CAP DECOUVERTE, France (AP) - Les Alpes l'avaient laissé entrevoir, le contre-la-montre de Cap Découverte l'a confirmé: le roi vacille. Sous le soleil ardent régnant sur les routes du Tarn, incroyable de puissance et de détermination, l'Allemand Jan Ullrich (Telekom) a infligé vendredi un terrible camouflet au quadruple vainqueur du Tour et maillot jaune Lance Armstrong, qui n'avait jamais été malmené de la sorte dans un contre-la-montre, son exercice de prédilection.

Battu d'une minute et 36 secondes par le revenant allemand vainqueur du Tour en 1997, Armstrong n'a pas su faire taire les rumeurs sur sa condition physique, bien au contraire, et a gagné un nouveau rival au terme des 47 kilomètres séparant Gaillac de l'ancienne mine reconvertie en parc de loisirs.

Toujours maillot jaune, il ne compte plus que 34 secondes d'avance sur Ullrich, désormais deuxième du classement général. Le Texan de 31 ans, qui vise cette année une 5e victoire consécutive sur les routes de France, aura la tâche difficile, car un autre homme, le Kazakh Alexandre Vinokourov, va lui chercher des noises au cours des neuf derniers jours de course.

Le coureur de la Telekom a limité les dégâts dans le chrono, qu'il a terminé en 3e position à 2:06 minutes d'Ullrich, et il pointe seulement à 51 secondes de son rival américain au général.

"Je suis très fatigué mais très heureux, car aujourd'hui on a retrouvé l'ancien Ullrich", a déclaré le coureur originaire de Rostock, ancien double champion du monde du contre-la-montre, de retour sur le Tour après deux ans d'absence et de galère marqués par une suspension pour dopage aux amphétamines.

"J'étais simplement venu pour préparer la course de l'année prochaine et je ne m'attendais pas à un tel résultat. Je suis très heureux de pouvoir rivaliser avec Armstrong."

Tout au long des 47 kilomètres du parcours vallonné tracé sur les routes chères à Laurent Jalabert, Ullrich a fait parler sa puissance et son style impeccable, les dents serrées, pour infliger à Armstrong sa deuxième défaite consécutive dans un long contre-la-montre du Tour, un an après l'affront de Santiago Botero à Lorient. Ullrich, seul coureur à couvrir le parcours en moins d'une heure, s'est imposé en 58 minutes et 32 secondes, à la moyenne de 48,178 km-h.

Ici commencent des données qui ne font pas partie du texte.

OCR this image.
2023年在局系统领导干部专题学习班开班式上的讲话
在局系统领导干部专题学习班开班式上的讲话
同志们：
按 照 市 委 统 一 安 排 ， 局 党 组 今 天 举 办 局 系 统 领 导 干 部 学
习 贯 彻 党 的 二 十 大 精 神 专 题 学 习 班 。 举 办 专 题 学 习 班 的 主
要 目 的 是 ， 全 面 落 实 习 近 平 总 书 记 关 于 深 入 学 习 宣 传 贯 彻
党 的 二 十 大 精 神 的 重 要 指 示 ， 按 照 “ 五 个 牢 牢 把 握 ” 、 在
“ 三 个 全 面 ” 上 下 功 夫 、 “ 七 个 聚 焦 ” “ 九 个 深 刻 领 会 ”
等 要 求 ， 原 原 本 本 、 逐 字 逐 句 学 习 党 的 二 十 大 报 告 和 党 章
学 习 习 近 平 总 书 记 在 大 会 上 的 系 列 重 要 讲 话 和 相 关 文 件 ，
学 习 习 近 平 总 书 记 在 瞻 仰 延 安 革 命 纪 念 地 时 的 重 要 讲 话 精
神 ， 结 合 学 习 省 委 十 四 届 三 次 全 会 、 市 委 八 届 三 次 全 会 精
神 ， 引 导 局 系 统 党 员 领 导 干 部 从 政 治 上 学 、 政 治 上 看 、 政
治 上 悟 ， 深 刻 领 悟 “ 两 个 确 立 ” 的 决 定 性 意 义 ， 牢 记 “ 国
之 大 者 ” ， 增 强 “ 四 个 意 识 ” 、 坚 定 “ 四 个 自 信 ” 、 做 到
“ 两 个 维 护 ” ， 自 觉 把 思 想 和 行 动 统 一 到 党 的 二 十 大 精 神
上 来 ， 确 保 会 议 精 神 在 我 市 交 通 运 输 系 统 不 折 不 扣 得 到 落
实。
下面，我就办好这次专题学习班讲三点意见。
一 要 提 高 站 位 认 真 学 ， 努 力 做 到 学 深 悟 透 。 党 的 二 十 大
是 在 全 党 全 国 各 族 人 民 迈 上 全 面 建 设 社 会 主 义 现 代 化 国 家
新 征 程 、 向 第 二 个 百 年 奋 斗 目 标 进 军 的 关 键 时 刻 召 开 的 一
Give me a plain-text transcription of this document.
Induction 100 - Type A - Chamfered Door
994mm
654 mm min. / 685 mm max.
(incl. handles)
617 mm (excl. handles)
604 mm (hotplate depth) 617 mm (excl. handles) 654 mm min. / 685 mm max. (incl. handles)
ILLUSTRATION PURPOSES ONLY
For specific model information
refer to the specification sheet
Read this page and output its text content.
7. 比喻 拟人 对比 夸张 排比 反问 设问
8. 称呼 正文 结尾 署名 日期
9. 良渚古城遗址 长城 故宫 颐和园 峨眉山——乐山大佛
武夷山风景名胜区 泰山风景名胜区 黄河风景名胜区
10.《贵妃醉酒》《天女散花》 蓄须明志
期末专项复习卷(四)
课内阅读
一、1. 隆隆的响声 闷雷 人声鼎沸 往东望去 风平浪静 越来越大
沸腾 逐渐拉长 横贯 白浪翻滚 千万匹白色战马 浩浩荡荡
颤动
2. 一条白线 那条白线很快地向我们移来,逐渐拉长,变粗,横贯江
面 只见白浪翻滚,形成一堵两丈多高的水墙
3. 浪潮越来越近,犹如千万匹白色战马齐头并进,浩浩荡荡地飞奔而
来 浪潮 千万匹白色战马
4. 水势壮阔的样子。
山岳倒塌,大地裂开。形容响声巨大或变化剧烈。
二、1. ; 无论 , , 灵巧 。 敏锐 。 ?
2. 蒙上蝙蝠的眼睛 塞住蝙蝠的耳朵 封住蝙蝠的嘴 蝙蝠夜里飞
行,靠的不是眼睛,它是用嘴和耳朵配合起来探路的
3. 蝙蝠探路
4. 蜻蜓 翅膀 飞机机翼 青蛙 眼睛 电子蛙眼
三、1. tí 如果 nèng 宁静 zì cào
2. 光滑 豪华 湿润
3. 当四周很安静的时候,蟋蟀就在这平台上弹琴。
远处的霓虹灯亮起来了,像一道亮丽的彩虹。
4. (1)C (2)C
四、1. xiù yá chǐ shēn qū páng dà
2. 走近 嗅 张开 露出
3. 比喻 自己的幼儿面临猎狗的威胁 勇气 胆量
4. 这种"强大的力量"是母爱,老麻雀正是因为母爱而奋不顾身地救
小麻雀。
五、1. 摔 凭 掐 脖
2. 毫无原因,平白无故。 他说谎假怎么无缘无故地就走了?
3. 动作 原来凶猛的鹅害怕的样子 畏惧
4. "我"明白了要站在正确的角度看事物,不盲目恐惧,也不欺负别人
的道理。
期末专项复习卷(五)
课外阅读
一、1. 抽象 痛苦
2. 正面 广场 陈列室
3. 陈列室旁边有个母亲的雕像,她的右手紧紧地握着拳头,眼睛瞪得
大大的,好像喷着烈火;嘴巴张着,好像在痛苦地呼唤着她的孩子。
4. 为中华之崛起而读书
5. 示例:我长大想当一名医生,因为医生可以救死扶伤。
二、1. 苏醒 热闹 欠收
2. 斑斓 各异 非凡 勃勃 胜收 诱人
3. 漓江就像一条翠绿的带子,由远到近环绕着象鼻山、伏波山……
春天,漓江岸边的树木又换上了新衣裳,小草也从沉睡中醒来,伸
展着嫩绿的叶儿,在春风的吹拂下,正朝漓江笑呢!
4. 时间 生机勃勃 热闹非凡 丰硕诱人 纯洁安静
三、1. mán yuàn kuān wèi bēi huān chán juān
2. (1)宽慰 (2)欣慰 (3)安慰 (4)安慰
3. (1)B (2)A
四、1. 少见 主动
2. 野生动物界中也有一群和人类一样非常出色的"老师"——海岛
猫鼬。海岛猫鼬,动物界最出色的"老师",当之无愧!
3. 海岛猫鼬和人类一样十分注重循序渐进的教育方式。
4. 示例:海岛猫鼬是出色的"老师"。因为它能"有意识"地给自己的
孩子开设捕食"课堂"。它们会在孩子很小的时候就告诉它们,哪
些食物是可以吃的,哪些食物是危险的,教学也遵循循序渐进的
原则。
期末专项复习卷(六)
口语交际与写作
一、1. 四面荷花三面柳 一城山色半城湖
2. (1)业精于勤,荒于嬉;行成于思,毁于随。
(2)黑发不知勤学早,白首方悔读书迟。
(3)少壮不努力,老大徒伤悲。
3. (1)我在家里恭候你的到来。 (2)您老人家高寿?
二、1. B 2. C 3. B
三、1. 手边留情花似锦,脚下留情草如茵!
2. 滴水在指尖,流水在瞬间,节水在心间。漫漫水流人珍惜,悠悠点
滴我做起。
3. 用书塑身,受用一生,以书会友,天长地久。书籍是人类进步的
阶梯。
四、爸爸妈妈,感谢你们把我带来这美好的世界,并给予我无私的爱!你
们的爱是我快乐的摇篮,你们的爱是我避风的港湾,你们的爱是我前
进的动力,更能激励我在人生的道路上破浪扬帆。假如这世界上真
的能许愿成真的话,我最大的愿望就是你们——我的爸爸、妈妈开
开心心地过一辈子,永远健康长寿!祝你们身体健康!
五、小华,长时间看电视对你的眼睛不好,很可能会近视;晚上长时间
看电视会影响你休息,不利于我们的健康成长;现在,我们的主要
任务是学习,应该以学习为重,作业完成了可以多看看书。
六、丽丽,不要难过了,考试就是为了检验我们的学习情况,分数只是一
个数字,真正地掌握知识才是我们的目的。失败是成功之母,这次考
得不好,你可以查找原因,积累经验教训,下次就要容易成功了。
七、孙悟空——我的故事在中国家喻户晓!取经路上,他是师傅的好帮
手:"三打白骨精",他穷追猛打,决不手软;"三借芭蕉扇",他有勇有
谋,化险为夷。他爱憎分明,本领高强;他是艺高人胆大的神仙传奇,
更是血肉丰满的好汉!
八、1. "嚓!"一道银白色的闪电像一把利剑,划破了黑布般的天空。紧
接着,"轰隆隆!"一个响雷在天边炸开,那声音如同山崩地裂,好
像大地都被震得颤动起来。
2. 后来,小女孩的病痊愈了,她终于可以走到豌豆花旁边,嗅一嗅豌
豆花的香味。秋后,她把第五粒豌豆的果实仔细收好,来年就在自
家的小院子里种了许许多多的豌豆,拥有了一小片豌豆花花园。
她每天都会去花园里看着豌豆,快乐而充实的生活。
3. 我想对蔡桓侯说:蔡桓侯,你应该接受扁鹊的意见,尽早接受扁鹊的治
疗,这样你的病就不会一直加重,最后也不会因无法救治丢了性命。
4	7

"C'était difficile aujourd'hui, il faisait très chaud", a déclaré Armstrong, qui pour la première fois depuis le début de son règne en 1999 se retrouve avec des écarts aussi faibles sur ses rivaux après le premier chrono et le franchissement du premier massif montagneux.

"Je ne me sentais pas très bien, mais ce n'est pas mauvais car je suis deuxième. Jan a fait un super contre-la-montre et il est favori pour la victoire finale. On arrive dans la deuxième partie du Tour et c'est toujours là qu'Ullrich est bien. Il l'avait montré lors des deux tours que j'ai fait contre lui."

Armstrong l'avait battu les deux fois, en 2000 et 2001.

Parti sous une température approchant les 40 degrés, Ullrich est passé en tête à tous les chronos intermédiaires. Armstrong et sa moulinette habituelle ont tenu le choc dans les 13 premiers kilomètres (même temps qu'Ullrich) avant de s'avouer vaincu, comme le reste de la meute: Haimar Zubeldia (Euskaltel), battu de 2:40 minutes, Tyler Hamilton (CSC), distancé de 2:43 minutes, David Millar, qui a pris 3:55 minutes dans la vue, ou encore le champion du monde du contre-la-montre, Santiago Botero, qui a franchi la ligne d'arrivée 5 minutes après Ullrich!

Mais le grand perdant du jour est sans aucun doute l'Espagnol Iban Mayo (Euskaltel), vainqueur à l'Alpe d'Huez et troisième au général avant le chrono, à 1:02 minute. Le jeune grimpeur basque s'est effondré vendredi et a terminé 12e de l'étape, à 5:03 minutes. Avant une traversée des Pyrénées qui s'annonce très périlleuse, Armstrong s'en réjouira.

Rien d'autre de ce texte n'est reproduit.